Erdoğan seçimi teşkilata emanet etti!
31 Mart 2019'da gerçekleştirilecek yerel seçimler için geri sayım sürerken, partiler adaylarını açıklamaya devam ediyor.
Cumhurbaşkanı ve AK Parti Genel Başkanı Recep Tayyip Erdoğan öncülüğünde Cumhur İttifakı'nın İzmir adayları dün açıklandı.
Normalde buraya 'Görkemli bir şekilde açıklandı' demem gerekirdi.
Ancak benim gözlemlediğim kadarıyla tanıtım toplantısı sıradan öteye gidemedi.
Cumhurbaşkanı Erdoğan'da olan İzmir'i alma heyecanı, hırsı ve azmi maalesef İzmir teşkilatında yoktu.
Tek başına Erdoğan yeter mi bilinmez...
Ama teşkilatın silkelenip kendine gelmesi gerekir.
Aday tanıtım toplantısının dikkat çeken bir diğer yanı şuydu; Her ilçe kendi adayının ismi açıklandığı zaman salonu inletiyordu.
Bir başka isim anons edildiği zaman sanki kendi partilerinin adayı değilmiş gibi bir hava hakimdi.
Salona girdiğim andan itibaren ise gereksiz bir gerilim vardı.
Ortalarda birileri (boyunlarındaki akreditasyon kartında protokol görevlisi yazıyordu) devamlı tribünlere emir yağdırıyor, uyulmadığı zaman kızılca kıyameti koparıyordu.
Herkes birbirine “Erdoğan da olmasa ne olacak bu partinin hali” diyordu.
***
AK Parti 25 ilçede aday gösterirken, Cumhur İttifakı kapsamında MHP 5 ilçede aday çıkardı.
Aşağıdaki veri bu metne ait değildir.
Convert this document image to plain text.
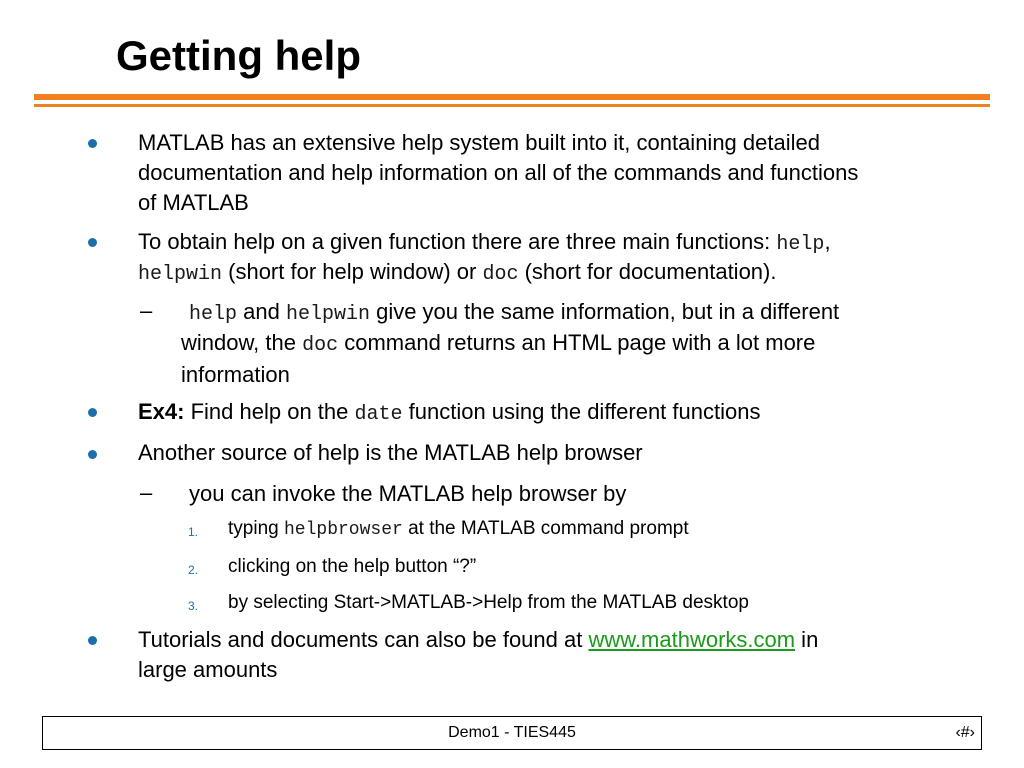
Getting help
MATLAB has an extensive help system built into it, containing detailed
documentation and help information on all of the commands and functions
of MATLAB
To obtain help on a given function there are three main functions: help,
helpwin (short for help window) or doc (short for documentation).
–	help and helpwin give you the same information, but in a different
window, the doc command returns an HTML page with a lot more
information
Ex4: Find help on the date function using the different functions
Another source of help is the MATLAB help browser
– you can invoke the MATLAB help browser by
1. typing helpbrowser at the MATLAB command prompt
2. clicking on the help button “?”
3. by selecting Start->MATLAB->Help from the MATLAB desktop
Tutorials and documents can also be found at www.mathworks.com in
large amounts
Demo1 - TIES445	‹#›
Aliağa, Çeşme, Dikili, Foça ve Narlıdere'de MHP'nin adayları, geriye kalanlarda AK Parti'nin adayları desteklenecek.
Doğan sürprizi
Tanıtım toplantısının sürprizi Karabağlar Belediye Başkan Adayı olarak açıklanan Bilal Doğan oldu. Daha önce kulislere yansıyan aday listesinde, aday adaylığı sürecinde görevinden istifa eden Karabağlar Kaymakamı Mehmet Sadık Tunç'un ismi vardı. Tunç’un aday olması beklenirken, Bilal Doğan ismi gerçekten son dakika sürprizi oldu. Ancak şunu söylemeliyim. Bir defa teşkilat memnun bu değişimden...
Temayüllerden birinci çıkan, yıllarını ve emeğini partiye veren Doğan, bu adaylığı sonuna kadar hak etti diyebiliriz.
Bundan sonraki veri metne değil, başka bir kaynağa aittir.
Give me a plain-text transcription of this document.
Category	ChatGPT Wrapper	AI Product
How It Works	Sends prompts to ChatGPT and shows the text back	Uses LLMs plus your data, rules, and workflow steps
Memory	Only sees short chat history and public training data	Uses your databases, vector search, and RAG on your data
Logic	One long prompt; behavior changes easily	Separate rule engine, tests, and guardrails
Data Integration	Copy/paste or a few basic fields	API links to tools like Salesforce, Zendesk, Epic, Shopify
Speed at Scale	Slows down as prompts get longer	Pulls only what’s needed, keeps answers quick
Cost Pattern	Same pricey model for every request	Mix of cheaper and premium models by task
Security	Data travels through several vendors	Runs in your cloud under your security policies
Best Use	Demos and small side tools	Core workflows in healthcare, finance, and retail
Şunu da belirtmem gerekir, kaymakamın son dakika üstünün çizilmesinin nedeni çok “bel altı olmuş…”
Gelelim diğer adaylara...
Belediyesi AK Parti'de olan 7 ilçeden 5'inde mevcut başkanlar yerini korudu.
Dahi Zeynel Bakıcı'nın belediye başkanı olduğu Selçuk ve Mahmut Badem'in belediye başkanı olduğu Ödemiş'te değişim yaşandı.
Değişimler teşkilatın beklediği değişimlerdi, bu nedenle çok sürpriz olmadı.
Kemalpaşa, Kınık, Menderes, Torbalı ve Kiraz'da mevcut belediye başkanları yeniden aday gösterildi.
Buraya ayrı bir parantez açmak istiyorum.
Kemalpaşa, Kınık, Menderes ve Torbalı'da değişim yaşanmaması AK Parti adına olumlu oldu diyebiliriz.
Çünkü 4 başkanda Kemalpaşa'da Arif Uğurlu, Kınık'ta Sadık Doğruer, Menderes'te Bülent Soylu ve Torbalı'da Adnan Yaşar Görmez gerçek anlamda ilçelerinin çehresini değiştirmişti. Ve gösterilmemeleri parti adına büyük kayıp olurdu. AK Parti bu yanlışa düşmedi.
Kiraz bende soru işareti şu an.
Neden mi'
Başkan Özçınar, 2014 yerel seçimlerinde MHP'den aday gösterilip, seçilmiş ve daha sonra istifa ederek AK Parti saflarına katılmıştı.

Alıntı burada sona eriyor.